Sunday, July 3, 2011

Blog Assignment 10

picture of colored pencils

In the post “Don't Let Them Take Pencils Home” there is a problem being presented and then the solution. Gertrude explains to Tom that there has been a study done stating that students that use pencils at home have lower test scores. Toms develops a solution. He develops the parent pencil program to teach parents how to use pencils in an educational sense and not just for fun and entertainment. He states that he can’t “hold them accountable” he can just “find projects that keep them interested.

This is a great lesson to live by as an educator. When presented with a problem, find the solution. Instead of either ignoring the problem or eliminating it by simply not allowing the students to take home the pencils, Tom embraced this problem and found a great solution. In low-income areas there are situations where parents work late and aren’t home a lot or children getting involved in crime and drugs.
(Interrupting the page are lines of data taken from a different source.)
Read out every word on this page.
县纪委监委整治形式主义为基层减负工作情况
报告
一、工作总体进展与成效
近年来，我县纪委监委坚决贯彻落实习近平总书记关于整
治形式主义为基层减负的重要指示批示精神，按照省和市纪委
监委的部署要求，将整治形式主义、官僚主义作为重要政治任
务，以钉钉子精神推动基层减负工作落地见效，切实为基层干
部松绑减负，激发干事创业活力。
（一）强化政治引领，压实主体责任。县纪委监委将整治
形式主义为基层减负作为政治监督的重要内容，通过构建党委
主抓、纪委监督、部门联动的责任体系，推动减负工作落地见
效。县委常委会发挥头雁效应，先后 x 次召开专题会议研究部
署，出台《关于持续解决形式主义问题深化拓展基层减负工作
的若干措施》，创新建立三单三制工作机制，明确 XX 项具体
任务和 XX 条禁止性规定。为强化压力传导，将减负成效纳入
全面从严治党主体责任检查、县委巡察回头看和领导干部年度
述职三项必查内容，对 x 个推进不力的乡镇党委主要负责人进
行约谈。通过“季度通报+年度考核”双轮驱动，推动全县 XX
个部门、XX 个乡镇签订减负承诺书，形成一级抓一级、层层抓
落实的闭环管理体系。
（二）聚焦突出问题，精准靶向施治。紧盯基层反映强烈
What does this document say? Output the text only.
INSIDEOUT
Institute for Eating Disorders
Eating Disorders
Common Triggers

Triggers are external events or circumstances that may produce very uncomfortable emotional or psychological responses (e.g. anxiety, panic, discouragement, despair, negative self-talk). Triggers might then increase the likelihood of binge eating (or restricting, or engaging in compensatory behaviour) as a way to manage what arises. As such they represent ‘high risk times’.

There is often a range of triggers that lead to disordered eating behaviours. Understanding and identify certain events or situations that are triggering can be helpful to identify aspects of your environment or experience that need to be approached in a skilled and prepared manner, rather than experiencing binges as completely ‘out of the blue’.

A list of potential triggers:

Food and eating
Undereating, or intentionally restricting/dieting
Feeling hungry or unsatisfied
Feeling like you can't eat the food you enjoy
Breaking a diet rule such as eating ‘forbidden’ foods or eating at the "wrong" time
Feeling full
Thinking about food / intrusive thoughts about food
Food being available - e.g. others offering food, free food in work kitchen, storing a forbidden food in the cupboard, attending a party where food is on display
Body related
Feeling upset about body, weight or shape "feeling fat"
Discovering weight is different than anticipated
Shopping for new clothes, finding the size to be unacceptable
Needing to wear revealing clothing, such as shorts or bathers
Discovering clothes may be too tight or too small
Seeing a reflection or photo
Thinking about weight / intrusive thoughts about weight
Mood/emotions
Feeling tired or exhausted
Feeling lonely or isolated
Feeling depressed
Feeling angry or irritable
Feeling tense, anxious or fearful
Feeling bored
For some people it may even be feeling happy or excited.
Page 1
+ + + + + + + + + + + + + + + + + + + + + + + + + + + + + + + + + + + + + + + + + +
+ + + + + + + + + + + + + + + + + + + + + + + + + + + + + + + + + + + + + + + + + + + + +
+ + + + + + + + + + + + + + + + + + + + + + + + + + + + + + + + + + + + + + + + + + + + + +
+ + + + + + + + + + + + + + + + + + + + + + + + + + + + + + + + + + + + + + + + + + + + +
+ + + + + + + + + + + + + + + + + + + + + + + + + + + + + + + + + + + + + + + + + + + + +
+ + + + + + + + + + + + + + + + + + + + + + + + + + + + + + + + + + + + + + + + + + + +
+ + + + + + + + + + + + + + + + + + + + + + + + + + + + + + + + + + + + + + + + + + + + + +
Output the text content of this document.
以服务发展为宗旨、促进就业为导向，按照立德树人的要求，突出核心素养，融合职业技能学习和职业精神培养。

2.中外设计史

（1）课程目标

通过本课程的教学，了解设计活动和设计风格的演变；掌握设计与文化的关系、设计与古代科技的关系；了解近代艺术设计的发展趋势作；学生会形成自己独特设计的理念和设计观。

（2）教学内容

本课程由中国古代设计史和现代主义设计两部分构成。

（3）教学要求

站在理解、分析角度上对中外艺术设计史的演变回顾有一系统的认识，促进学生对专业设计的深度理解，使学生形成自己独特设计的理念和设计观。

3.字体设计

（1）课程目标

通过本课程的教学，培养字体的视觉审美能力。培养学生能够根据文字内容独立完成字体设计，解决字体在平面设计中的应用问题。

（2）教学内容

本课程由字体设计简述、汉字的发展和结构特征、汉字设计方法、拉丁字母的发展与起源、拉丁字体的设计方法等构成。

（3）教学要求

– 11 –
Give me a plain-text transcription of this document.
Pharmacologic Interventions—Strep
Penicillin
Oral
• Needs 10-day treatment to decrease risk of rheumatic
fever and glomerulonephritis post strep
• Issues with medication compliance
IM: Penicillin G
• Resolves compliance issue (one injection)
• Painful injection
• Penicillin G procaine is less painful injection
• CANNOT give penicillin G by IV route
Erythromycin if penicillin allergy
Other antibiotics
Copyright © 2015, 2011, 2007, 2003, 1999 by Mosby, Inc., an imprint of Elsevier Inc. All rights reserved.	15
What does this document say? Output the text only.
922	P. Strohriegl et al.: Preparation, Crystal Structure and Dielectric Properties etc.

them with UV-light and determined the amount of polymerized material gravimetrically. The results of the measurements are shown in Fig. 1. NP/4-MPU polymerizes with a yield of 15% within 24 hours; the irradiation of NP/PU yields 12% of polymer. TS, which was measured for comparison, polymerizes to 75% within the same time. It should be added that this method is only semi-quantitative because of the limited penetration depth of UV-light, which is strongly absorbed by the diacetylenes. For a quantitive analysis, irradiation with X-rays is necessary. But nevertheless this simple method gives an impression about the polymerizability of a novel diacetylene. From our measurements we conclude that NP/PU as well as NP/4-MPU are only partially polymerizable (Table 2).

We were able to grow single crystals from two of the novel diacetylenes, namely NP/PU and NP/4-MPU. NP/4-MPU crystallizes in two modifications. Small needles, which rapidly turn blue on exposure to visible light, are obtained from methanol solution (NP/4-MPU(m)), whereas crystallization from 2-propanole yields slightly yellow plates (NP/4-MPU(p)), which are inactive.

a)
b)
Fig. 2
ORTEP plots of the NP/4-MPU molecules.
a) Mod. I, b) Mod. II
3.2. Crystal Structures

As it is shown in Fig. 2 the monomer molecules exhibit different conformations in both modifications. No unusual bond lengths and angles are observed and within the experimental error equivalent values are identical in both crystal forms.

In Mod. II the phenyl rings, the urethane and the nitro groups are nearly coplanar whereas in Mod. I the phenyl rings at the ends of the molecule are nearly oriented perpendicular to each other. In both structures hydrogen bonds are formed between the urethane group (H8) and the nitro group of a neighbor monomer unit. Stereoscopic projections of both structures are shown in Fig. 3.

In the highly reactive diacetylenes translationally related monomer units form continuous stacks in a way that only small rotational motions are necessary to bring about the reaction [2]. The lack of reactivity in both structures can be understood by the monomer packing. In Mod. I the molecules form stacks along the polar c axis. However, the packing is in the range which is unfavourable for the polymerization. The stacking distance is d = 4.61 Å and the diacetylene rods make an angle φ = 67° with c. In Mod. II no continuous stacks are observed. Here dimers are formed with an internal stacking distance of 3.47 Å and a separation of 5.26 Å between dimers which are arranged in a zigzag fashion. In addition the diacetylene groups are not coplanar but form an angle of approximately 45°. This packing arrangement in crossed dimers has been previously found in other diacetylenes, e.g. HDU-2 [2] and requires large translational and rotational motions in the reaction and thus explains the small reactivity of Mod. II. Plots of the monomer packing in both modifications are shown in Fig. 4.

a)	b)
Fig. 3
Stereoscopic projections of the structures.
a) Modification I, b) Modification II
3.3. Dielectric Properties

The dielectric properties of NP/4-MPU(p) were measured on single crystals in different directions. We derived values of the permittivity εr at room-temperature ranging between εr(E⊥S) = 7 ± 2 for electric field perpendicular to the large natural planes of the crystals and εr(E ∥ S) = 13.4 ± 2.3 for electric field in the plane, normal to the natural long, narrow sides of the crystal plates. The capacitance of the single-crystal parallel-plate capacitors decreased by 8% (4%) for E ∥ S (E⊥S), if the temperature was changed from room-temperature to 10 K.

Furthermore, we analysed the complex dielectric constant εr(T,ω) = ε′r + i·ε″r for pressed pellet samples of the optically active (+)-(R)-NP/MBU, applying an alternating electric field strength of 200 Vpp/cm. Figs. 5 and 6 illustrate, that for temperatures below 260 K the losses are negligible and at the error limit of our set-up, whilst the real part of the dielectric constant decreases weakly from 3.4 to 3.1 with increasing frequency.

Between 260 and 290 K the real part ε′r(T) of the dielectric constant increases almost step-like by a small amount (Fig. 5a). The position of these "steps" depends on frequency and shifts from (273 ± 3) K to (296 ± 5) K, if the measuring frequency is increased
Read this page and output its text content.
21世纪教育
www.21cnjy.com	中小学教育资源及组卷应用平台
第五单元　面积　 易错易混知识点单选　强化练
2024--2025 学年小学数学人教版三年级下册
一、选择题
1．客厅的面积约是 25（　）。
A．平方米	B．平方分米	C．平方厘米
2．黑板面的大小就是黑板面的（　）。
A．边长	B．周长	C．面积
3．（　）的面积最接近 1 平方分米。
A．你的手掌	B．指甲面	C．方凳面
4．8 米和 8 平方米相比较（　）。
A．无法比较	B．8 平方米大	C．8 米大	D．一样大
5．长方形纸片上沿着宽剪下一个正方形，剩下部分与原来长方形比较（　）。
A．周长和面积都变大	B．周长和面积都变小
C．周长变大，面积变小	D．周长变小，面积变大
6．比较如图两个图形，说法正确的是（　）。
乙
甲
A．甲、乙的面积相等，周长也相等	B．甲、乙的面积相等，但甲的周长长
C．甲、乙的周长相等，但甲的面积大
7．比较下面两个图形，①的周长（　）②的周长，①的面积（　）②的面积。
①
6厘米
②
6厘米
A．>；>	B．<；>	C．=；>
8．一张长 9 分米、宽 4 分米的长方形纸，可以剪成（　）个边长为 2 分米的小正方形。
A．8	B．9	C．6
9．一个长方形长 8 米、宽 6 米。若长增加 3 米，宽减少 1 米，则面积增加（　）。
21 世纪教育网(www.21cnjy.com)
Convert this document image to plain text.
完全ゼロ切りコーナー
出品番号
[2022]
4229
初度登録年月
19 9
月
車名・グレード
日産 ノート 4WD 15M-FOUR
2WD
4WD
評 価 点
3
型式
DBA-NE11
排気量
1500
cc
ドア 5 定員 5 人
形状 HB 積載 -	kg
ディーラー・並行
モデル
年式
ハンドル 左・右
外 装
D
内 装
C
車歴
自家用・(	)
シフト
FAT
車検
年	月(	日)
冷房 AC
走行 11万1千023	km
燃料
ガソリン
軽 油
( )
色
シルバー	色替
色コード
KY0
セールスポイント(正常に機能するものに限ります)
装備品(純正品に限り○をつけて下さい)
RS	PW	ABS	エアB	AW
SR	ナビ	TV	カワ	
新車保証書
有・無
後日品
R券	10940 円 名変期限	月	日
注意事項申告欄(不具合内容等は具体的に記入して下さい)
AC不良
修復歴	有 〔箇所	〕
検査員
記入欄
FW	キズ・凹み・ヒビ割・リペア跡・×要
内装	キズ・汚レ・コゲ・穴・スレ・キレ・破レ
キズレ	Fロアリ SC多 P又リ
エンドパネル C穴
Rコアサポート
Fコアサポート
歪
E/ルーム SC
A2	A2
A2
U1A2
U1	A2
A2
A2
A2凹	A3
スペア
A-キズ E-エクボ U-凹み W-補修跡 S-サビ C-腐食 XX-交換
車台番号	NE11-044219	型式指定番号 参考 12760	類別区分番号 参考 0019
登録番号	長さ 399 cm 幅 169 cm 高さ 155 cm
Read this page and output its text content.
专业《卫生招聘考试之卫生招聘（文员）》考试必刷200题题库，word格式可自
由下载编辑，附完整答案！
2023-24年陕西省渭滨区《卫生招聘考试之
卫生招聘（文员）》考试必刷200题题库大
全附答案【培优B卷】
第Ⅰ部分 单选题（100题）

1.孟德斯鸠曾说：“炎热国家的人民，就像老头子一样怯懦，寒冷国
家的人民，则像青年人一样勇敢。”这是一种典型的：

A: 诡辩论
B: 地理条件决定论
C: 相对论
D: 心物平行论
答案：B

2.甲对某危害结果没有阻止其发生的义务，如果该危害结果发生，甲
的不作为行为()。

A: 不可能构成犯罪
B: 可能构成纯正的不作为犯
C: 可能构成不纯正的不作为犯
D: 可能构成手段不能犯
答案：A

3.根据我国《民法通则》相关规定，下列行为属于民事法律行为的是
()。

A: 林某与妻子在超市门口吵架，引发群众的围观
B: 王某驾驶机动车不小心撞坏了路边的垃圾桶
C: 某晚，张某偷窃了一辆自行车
The idea of having the students and their parents work on projects together with their pencils serves a dual purpose. Not only does it help the parents but it occupies the students and keeps them from trouble and also gives them time with their parents. No one can monitor and make sure that the projects are done, but just giving the idea and taking the time to develop the projects is a great start.

In the video “Do You Teach or Do You Educate?” the meaning of being a teacher and being an educator are laid out very clearly. I want to be an educator, as assume most do. It takes more to be an educator; it takes more drive and more passion. I would like for my future students to see me as someone that is there for them and can give them advice on life, a mentor.

I want to teach my students all of the necessary materials and also learn that they can be successful and accomplish anything that they want. This is an important lesson to learn these days. With the rate of students dropping out of school rising students need guidance and positive reinforcement regularly to encourage them to reach the goals they set for themselves, and educators are there to help them reach those goals.


  1. You missed the metaphor. Read these three posts from last semester to understand Tom Johnson's post, metaphors, and why they are important.

    Metaphors: What They Are and Why We Use Them

    Metaphor Discussion Update

    Everyone is Thinking About Metaphors

  2. Lucinda,
    You are right, as educators we need to become problem solvers. You bring out a great point from the “Pencil” post; one that I did not pick up on. Thank you for this. It makes perfect sense, now. Not only did Tom solve the problem, he created the potential for a special bond between his students and their parents. We all want to be great educators (I assume as you did). It should become second nature to be supportive and encouraging of our students.